My father glanced at her stonily.

“What?” Blanche said. “You didn’t find it.”

“It was mailed to me,” he said.

“By whom?” I asked.

“It arrived in the mail after you moved back to East Warwick,” Blanche said. “No return address.”

I opened the box.

Inside was the pendant made by my mother, purchased by Varga, stolen by Irenke, returned to Varga. The surfaces had a molten rumple to them, like metal just pulled from the forge.

“Your mother made it,” Blanche announced. “See? Ugly.”

Each sinew furled to a menacing point. I pushed against one with my fingertip. Hard. I didn’t break the skin. But I could have.
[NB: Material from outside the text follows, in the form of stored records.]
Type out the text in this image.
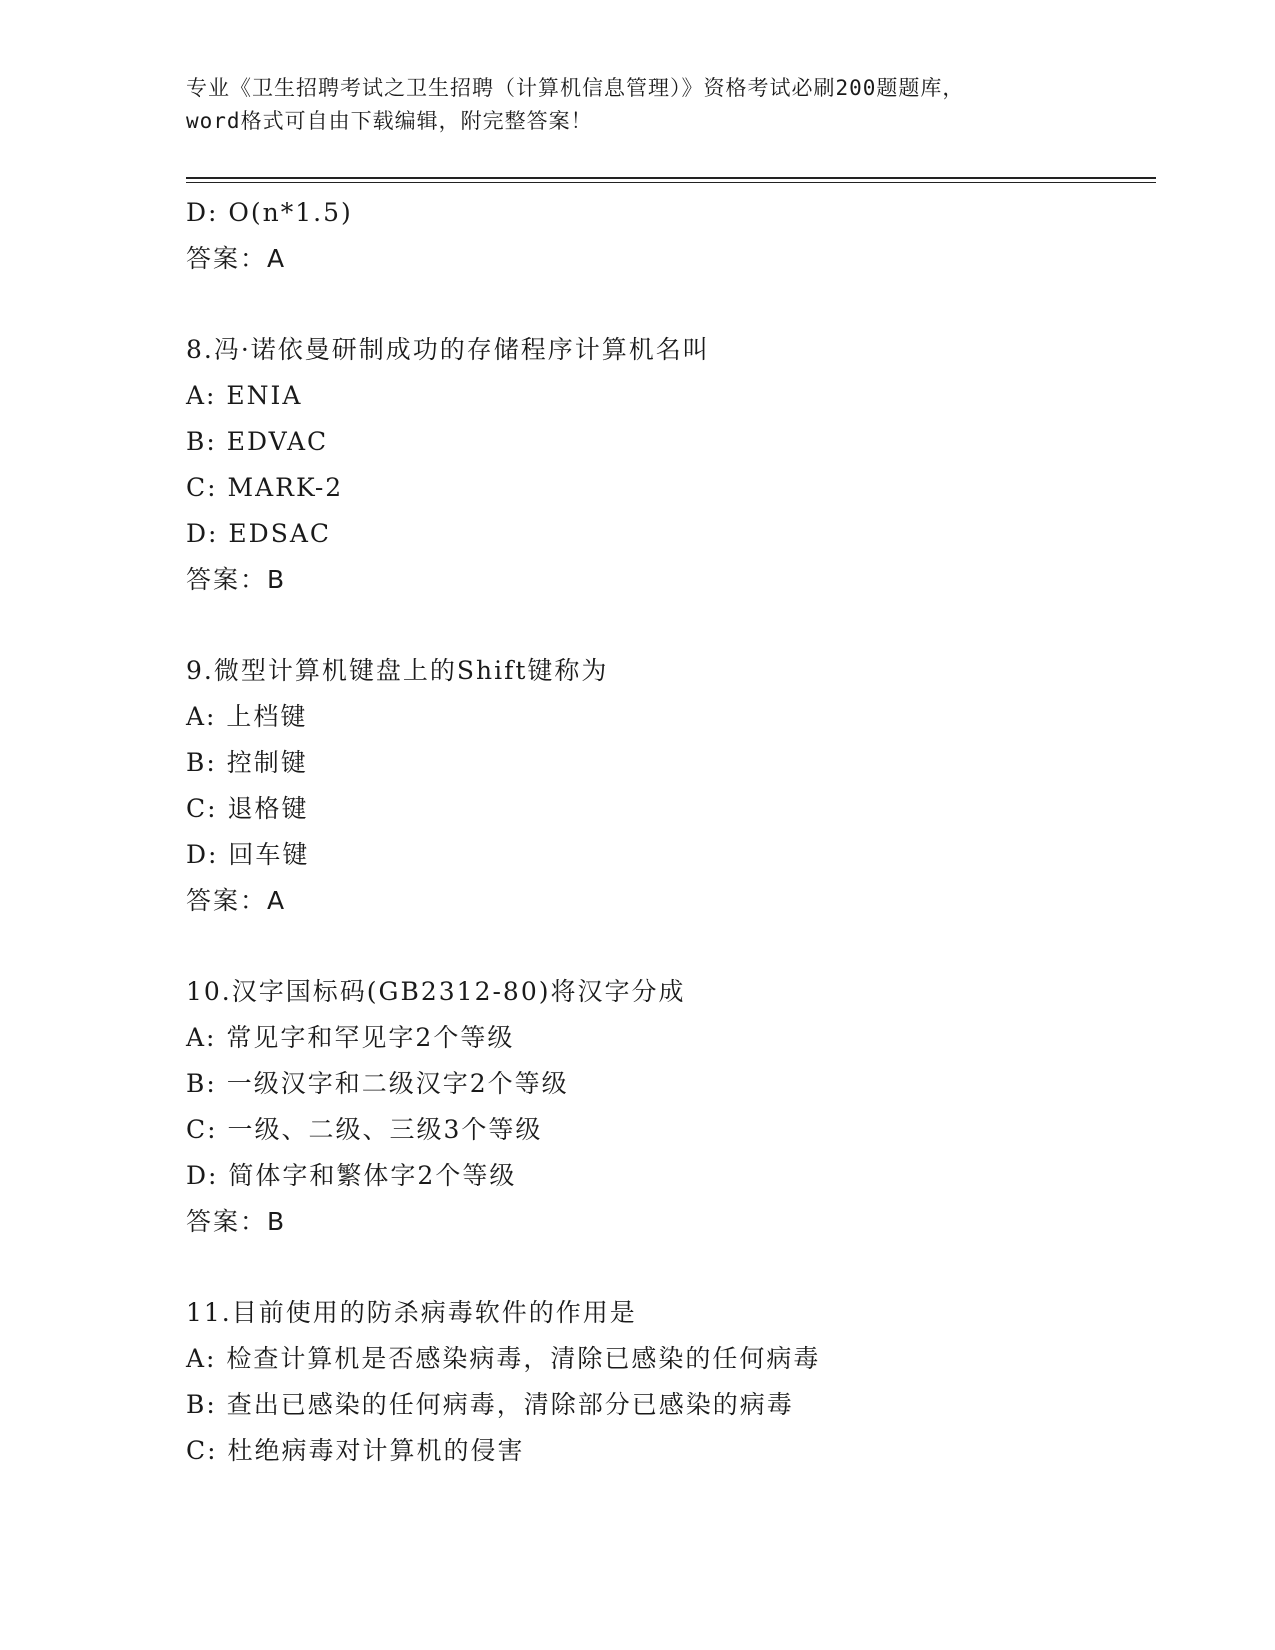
专业《卫生招聘考试之卫生招聘（计算机信息管理）》资格考试必刷200题题库，
word格式可自由下载编辑，附完整答案！
D: O(n*1.5)
答案：A
8.冯·诺依曼研制成功的存储程序计算机名叫
A: ENIA
B: EDVAC
C: MARK-2
D: EDSAC
答案：B
9.微型计算机键盘上的Shift键称为
A: 上档键
B: 控制键
C: 退格键
D: 回车键
答案：A
10.汉字国标码(GB2312-80)将汉字分成
A: 常见字和罕见字2个等级
B: 一级汉字和二级汉字2个等级
C: 一级、二级、三级3个等级
D: 简体字和繁体字2个等级
答案：B
11.目前使用的防杀病毒软件的作用是
A: 检查计算机是否感染病毒，清除已感染的任何病毒
B: 查出已感染的任何病毒，清除部分已感染的病毒
C: 杜绝病毒对计算机的侵害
It was as hostile an object as I’d ever touched, and yet I experienced with it an instant kinship. Despite the long line of tragic women who’d owned it, it seemed to have always belonged to no one but me.

I slipped my head through the chain. The pendant hung to my navel, and was so heavy it pulled on my shoulders, dragging me downward. I closed my eyes and imagined: this is what it felt like to be her, or to be around her, or both.

“Was she always unhappy?” I asked.

“Depression ran in her family,” Blanche assured me.

“I could never tell if she was happy or unhappy,” my father said. “I suppose that says something not very flattering about me.”

My father stared into his wineglass.

“She was emotionally remote and impossible to read,” Blanche, the old dog, said.

My father made a wall of his hand; he showed it to Blanche.

“I’m sorry,” he said to me. “I can’t ever seem to tell you what you want to hear.”

“You shouldn’t worry about what I want to hear,” I said. “You should just tell me what you want me to know.”

I placed my palm against his, the one he’d erected as a Blanche
silencer, and our hands hovered there, supported by our elbows on the table. We might have been arm wrestling except we neither of us pushed against the other. We held our own weight.